Carod Rovira

El ultimátum

José García Domínguez
El destino, que es caprichoso, sentenció que el doctor Freud de Viena partiese hacia el otro mundo sin saber que en éste irrumpiría a no tardar quien se hace llamar Carod guión Rovira, Josep Lluis. De ese modo, el Fátum, que además esconde un punto piadoso, libró al hijo del Cuerpo del padre del Psicoanálisis. Mas para compensar, como al parecer también hiciera Dios con la Argentina, nos lo regaló a los catalanes. Y esa prenda caída directamente del cielo en un cuartelillo de Tarragona acaba de darle un ultimátum a su protegido, el presidente Rodríguez.
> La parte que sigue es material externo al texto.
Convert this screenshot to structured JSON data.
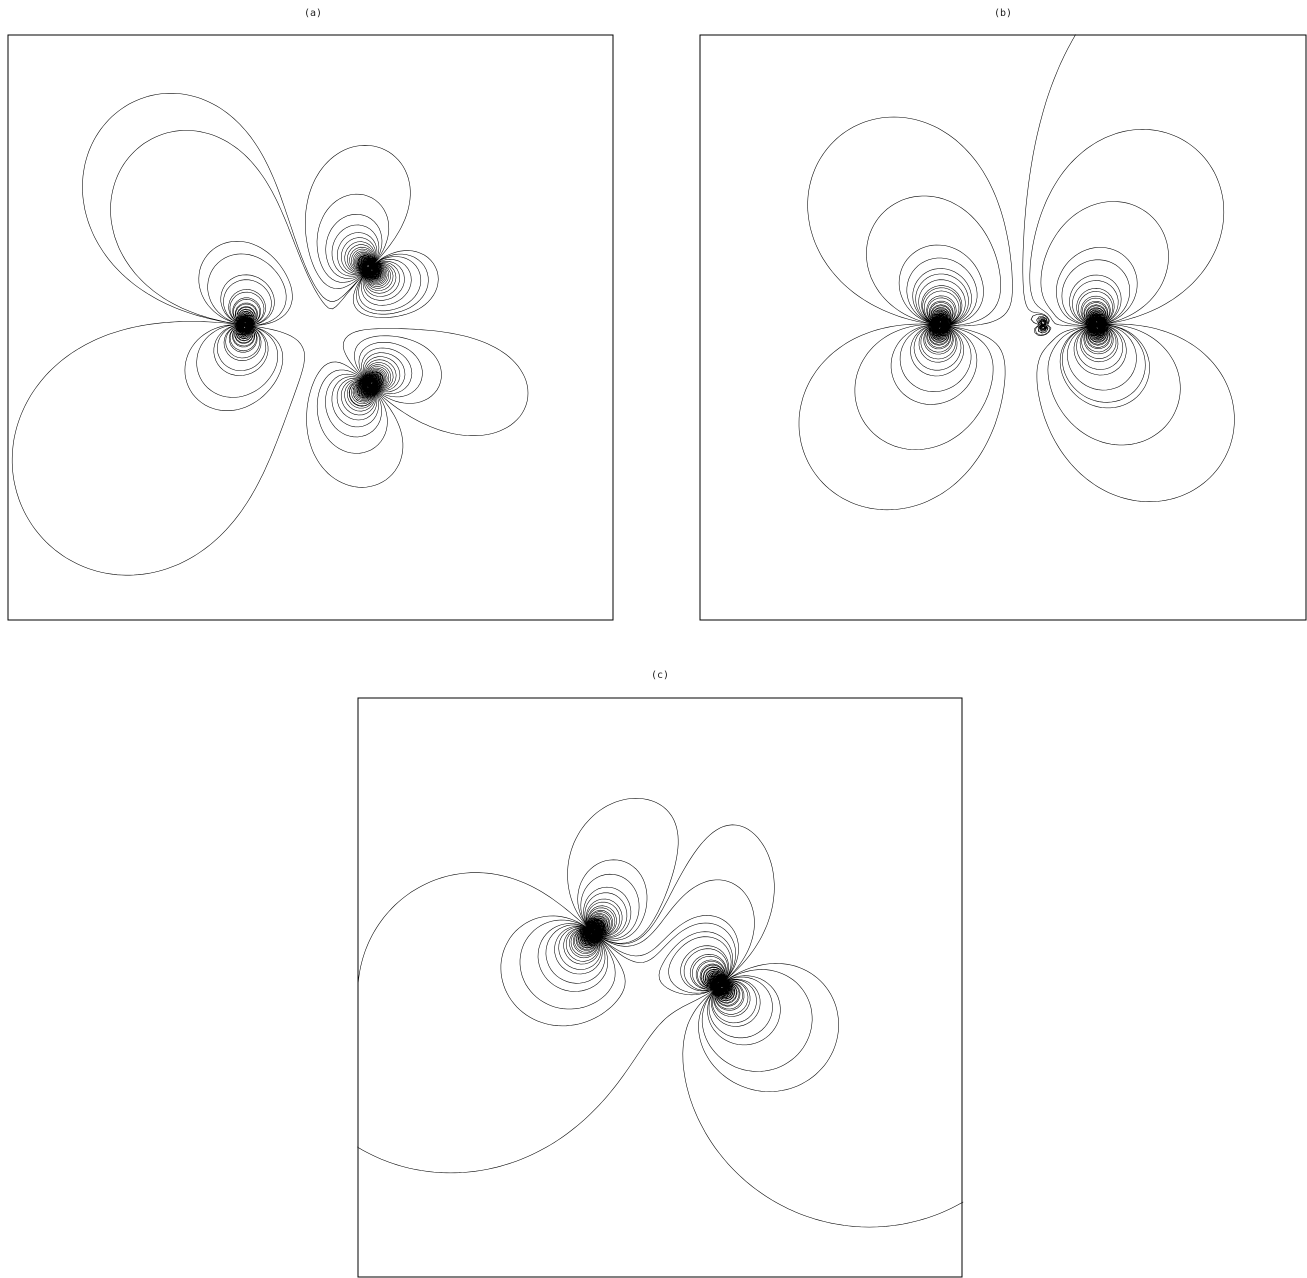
{
  "panels": [
    {
      "label": "(a)"
    },
    {
      "label": "(b)"
    },
    {
      "label": "(c)"
    }
  ]
}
O en el plazo de tres meses le entrega los diecisiete terroristas oriundos de los Països Catalans que están dispersos por las cárceles españolas, o… Tres meses. Noventa días. Eso es lo que hay.
 
Bueno, también hay más cosas. Por ejemplo, hay una Ley por la que se transfirieron todos los centros penitenciarios de Cataluña a la Generalitat. Razón de que esa Comunidad sea la única que no retiene preso ni un sólo etarra, ya que así lo pactaron todos los grupos nacionalistas en tiempos de Pujol. Por haber, hasta hay un consejero de Gobernación que milita en ERC. Y como ya se ha dicho, hay un requerimiento. Tres meses. Noventa días. Ni uno más.
 
Aunque lo mucho que hay no termina ahí. Porque, además, hay un president de la Generalitat para el que la palabra de un comercial de la factoría Antza-Anboto vale más que cualquier testimonio de la Policía o la Guardia Civil. Y hasta hay un cortesano de cabecera, que es el que piensa y escribe los papeles. Y ese asesor áulico de su muy honorable asesorado, presume en La Vanguardia de haber ayudado a saltar la muga a un criminal de ETA. Porque alardear de esas hazañitas cada vez viste más en esta Barcelona capital del diseño. Pero, con todo, es mucho más lo que hay. Y es que, cada año, hay un homenaje a cierto dirigente de Terra Lliure que falleciera en un tiroteo con las fuerzas de seguridad. Y hay un teniente de alcalde de ERC. Y el teniente de alcalde de ERC, cada año, preside la ceremonia de exaltación de la memoria del otro. Y hay un plazo. Tres meses. Noventa días. Ni uno más.
 
Todo eso hay. Pero no es eso todo. Porque hay una grieta legal por la que se podría reventar el cumplimiento íntegro de penas por el procedimiento del butrón autonómico. Y hay una amenaza a plazo fijo para Rodríguez. Tres meses. Noventa días. Ni uno más. ¡Ay!